Ulysses kept thinking of the slavery that Nature had imposed upon these animals, giving them their beautiful, defensive envelopment.
They were born armored and their development obliged them repeatedly to change their form of arms.

They sloughed their skins like reptiles, but on account of their cylindrical shape were able to perform this operation with the facility of a leg that abandons its stocking.

When it begins to crack, the crustaceans have to withdraw from out their cuirass the multiple mechanism of their members and appendages,--claws, antennae and the great pincers,--a slow and dangerous operation in which many perish, lacerated by their own efforts.

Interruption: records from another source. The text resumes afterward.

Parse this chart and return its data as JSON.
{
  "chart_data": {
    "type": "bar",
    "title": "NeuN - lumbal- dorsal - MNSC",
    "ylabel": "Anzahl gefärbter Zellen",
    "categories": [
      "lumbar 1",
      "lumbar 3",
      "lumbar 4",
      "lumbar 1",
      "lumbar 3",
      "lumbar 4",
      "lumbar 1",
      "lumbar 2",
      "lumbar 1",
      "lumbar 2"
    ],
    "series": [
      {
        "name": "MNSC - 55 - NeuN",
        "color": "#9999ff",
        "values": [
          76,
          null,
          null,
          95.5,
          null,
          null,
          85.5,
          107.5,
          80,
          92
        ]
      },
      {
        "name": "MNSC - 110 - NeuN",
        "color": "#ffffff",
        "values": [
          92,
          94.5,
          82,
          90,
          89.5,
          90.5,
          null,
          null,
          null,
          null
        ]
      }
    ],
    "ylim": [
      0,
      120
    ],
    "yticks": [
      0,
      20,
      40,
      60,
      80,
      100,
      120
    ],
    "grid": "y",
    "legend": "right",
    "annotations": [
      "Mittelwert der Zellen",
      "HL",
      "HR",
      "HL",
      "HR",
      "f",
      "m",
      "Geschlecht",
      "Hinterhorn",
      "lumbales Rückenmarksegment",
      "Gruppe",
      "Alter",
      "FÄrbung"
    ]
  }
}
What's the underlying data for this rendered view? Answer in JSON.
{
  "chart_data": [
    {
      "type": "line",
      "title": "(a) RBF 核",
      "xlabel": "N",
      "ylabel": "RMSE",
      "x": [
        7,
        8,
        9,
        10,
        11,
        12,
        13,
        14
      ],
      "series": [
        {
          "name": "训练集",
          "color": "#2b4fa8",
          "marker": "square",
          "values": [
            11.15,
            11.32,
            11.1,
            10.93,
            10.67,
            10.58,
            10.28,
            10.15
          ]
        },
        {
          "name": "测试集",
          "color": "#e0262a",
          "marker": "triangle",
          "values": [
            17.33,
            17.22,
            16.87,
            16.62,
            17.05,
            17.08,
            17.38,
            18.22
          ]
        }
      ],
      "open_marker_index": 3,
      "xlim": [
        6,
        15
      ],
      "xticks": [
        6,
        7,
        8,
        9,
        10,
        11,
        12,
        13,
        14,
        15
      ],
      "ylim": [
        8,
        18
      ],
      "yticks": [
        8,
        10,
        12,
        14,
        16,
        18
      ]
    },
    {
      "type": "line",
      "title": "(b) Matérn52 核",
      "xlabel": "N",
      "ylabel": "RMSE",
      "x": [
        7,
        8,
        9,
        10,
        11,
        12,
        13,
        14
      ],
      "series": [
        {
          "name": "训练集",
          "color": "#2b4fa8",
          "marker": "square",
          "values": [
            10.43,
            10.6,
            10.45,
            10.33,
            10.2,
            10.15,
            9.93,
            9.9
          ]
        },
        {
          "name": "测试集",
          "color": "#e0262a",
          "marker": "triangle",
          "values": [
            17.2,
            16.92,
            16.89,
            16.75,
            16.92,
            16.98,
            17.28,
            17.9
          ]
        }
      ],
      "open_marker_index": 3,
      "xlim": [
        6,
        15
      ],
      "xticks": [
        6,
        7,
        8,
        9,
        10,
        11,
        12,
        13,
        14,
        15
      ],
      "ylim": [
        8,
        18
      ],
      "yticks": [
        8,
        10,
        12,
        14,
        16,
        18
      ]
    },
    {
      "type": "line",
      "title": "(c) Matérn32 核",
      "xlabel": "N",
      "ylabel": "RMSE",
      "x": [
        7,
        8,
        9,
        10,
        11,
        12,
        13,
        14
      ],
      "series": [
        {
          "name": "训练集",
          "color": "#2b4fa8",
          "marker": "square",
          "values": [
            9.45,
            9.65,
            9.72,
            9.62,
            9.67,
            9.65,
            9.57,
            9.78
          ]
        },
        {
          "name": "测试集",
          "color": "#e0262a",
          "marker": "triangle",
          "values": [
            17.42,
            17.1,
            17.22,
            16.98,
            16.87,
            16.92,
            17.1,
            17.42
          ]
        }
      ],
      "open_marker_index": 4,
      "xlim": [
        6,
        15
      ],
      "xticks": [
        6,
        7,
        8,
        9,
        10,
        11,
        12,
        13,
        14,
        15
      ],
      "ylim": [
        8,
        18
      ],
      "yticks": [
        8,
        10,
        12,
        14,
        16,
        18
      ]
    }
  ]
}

Then, naked and disarmed, they have to wait until a new skin forms that in time is also converted into a coat of mail,--all this in the midst of a hostile environment, surrounded with greedy beasts, large and small, attracted by their rich flesh,--and with no other defense than that of keeping themselves in hiding.
Among the swarm of small crustaceans moving around on the sandy bottom, hunting, eating, or fighting with a ferocious entanglement of claws, the onlookers always search for a bizarre and extravagant little creature, the _paguro_, nicknamed "Bernard, the Hermit." It is a snail that advances upright as a tower, upon crab claws, yet having as a crown the long hair of a sea-anemone.
This comical apparition is composed of three distinct animals one upon the other--or, rather, of two living beings carrying a bier between them.